30 de jun de 2010

Projeto Disco: Intro

É só ligar o computador e toda a música do mundo está a sua disposição. Legal ou ilegalmente, você consegue baixar centenas de disco em um dia, de todos os gêneros imagináveis. Algo que seria impossível de conceber há vinte anos. Quinze, talvez.

Desde que a gravação de música apareceu entre 1910 e 1920, nunca houve tanta música disponível. Hoje é barato gravar, distribuir e, principalmente, ouvir. Para se ter uma ideia de como era antigamente, dê uma olhada nessa foto:

Esta é a Victor Salon Orchestra gravando. Repare no cone à esquerda. Era para lá que iam os sons. Não havia microfones (eles só começaram a ser usados na metade dos anos 1920). Os integrantes tinham que se posicionar de um jeito que os instrumentos não "sumissem" na gravação. Gravava-se diretamente num cilindro que depois seria usado para prensar discos. Errar? Impossível. Editar? Inconcebível (*).

Vivemos uma mamata. Imagine o custo de uma gravação dessas. Agora você mesmo pode pegar seu violão, um microfone mais ou menos e começar a montar uma faixa inteira no Garage Band, SoundForge, Você pode até desafinar, colocar bateria, baixo, piano, o que quiser.

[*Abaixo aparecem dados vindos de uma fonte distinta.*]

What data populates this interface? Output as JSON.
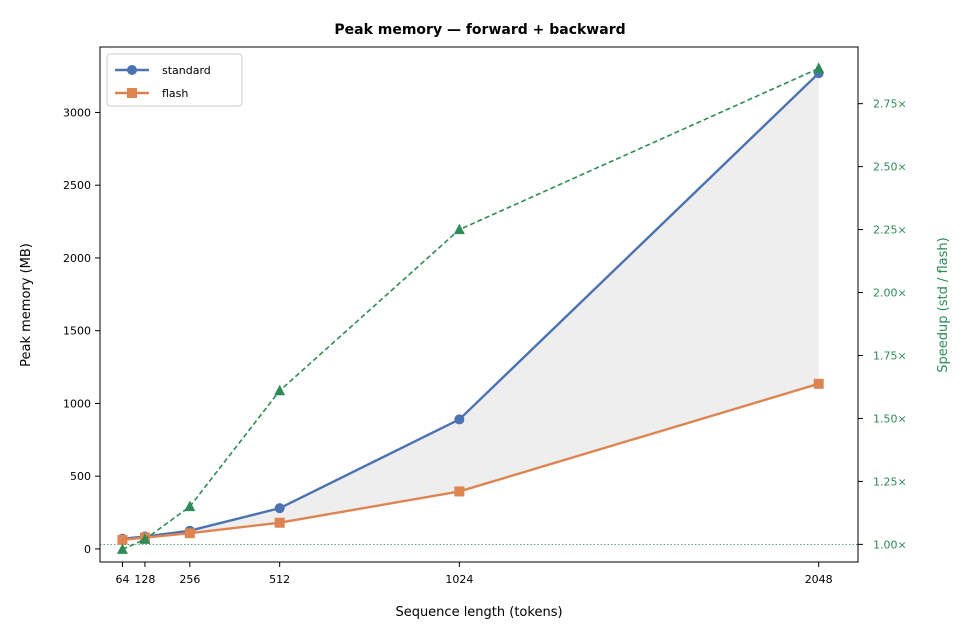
{
  "chart_data": {
    "type": "line",
    "title": "Peak memory — forward + backward",
    "xlabel": "Sequence length (tokens)",
    "ylabel": "Peak memory (MB)",
    "ylabel_right": "Speedup (std / flash)",
    "x": [
      64,
      128,
      256,
      512,
      1024,
      2048
    ],
    "x_tick_labels": [
      "64",
      "128",
      "256",
      "512",
      "1024",
      "2048"
    ],
    "xlim": [
      0,
      2160
    ],
    "ylim": [
      -90,
      3450
    ],
    "y_ticks": [
      0,
      500,
      1000,
      1500,
      2000,
      2500,
      3000
    ],
    "ylim_right": [
      0.93,
      2.975
    ],
    "y_ticks_right": [
      1.0,
      1.25,
      1.5,
      1.75,
      2.0,
      2.25,
      2.5,
      2.75
    ],
    "y_tick_labels_right": [
      "1.00×",
      "1.25×",
      "1.50×",
      "1.75×",
      "2.00×",
      "2.25×",
      "2.50×",
      "2.75×"
    ],
    "series": [
      {
        "name": "standard",
        "axis": "left",
        "marker": "circle",
        "color": "#4c72b0",
        "values": [
          70,
          85,
          125,
          280,
          890,
          3270
        ]
      },
      {
        "name": "flash",
        "axis": "left",
        "marker": "square",
        "color": "#dd8452",
        "values": [
          62,
          78,
          108,
          180,
          395,
          1135
        ]
      },
      {
        "name": "",
        "axis": "right",
        "marker": "triangle",
        "color": "#2e8b57",
        "dashed": true,
        "values": [
          0.98,
          1.02,
          1.15,
          1.61,
          2.25,
          2.89
        ]
      }
    ],
    "reference_line_right": 1.0,
    "fill_between": {
      "upper": "standard",
      "lower": "flash",
      "color": "#eeeeee"
    },
    "legend": {
      "position": "top-left",
      "entries": [
        "standard",
        "flash"
      ]
    },
    "grid": false
  }
}
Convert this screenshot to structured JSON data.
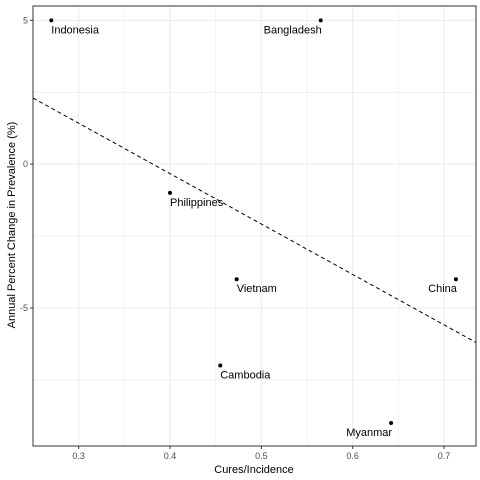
{
  "chart_data": {
    "type": "scatter",
    "xlabel": "Cures/Incidence",
    "ylabel": "Annual Percent Change in Prevalence (%)",
    "xlim": [
      0.25,
      0.735
    ],
    "ylim": [
      -9.8,
      5.5
    ],
    "x_ticks": [
      0.3,
      0.4,
      0.5,
      0.6,
      0.7
    ],
    "x_tick_labels": [
      "0.3",
      "0.4",
      "0.5",
      "0.6",
      "0.7"
    ],
    "y_ticks": [
      -5,
      0,
      5
    ],
    "y_tick_labels": [
      "-5",
      "0",
      "5"
    ],
    "grid": true,
    "points": [
      {
        "label": "Indonesia",
        "x": 0.27,
        "y": 5.0
      },
      {
        "label": "Bangladesh",
        "x": 0.565,
        "y": 5.0
      },
      {
        "label": "Philippines",
        "x": 0.4,
        "y": -1.0
      },
      {
        "label": "Vietnam",
        "x": 0.473,
        "y": -4.0
      },
      {
        "label": "China",
        "x": 0.713,
        "y": -4.0
      },
      {
        "label": "Cambodia",
        "x": 0.455,
        "y": -7.0
      },
      {
        "label": "Myanmar",
        "x": 0.642,
        "y": -9.0
      }
    ],
    "trend_line": {
      "style": "dashed",
      "x": [
        0.25,
        0.735
      ],
      "y": [
        2.3,
        -6.2
      ]
    },
    "colors": {
      "point": "#000000",
      "grid": "#ebebeb",
      "border": "#333333"
    }
  }
}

Nós somos bombardeados o tempo todo. Faixas e faixa em mp3 pulando para nossos iPods, playlists, pendrives. Percebo que o hábito de ouvir e mesmo comprar um disco inteiro está se perdendo. Estamos voltando à era dos compactos, aos anos 1950 e 60.

Estreei ontem o Projeto Filme, querendo suprir uma lacuna filmográfica na minha formação. A partir de hoje, tentando preencher outra falha, vou falar sobre os discos clássicos, aqueles que todo mundo já ouviu e eu ainda não. Quero escutar o disco em questão inteiro, sem interrupções, do jeito que deveria ser.

O primeiro já foi eleito e é apropriado, já que sou roqueiro desde criancinha: "Rubber Soul", dos Beatles, um clássico absoluto. Toda semana, um disco clássico diferente, com indicações das faixas mais legais e outras fontes de leitura sobre a banda e o disco em questão. Aguardem. A estreía é na sexta-feira (29/06).

(*) Referência bibliográfica: Mark Katz, "Capturing Sound - How technology has changed music" - Leia no Google Books

2 comentários:

Fabi Nanô disse...

Oi Di,

Adorei o blog!
Em breve devo montar um.

Saudades, beijos.

Fabi Nanô disse...

Eu vi Casablanca para o meu TCC.
A indústria do fumo estava se expandindo com a Segunda Guerra Mundial e o filme foi uma das ferramentas para aumentar o consumo, você viu com que jeito durão ele fuma? O filme é incrível.
Eu vi também Gilda, outro clássico que pode ser incluído na lista do Projeto...é muito bom!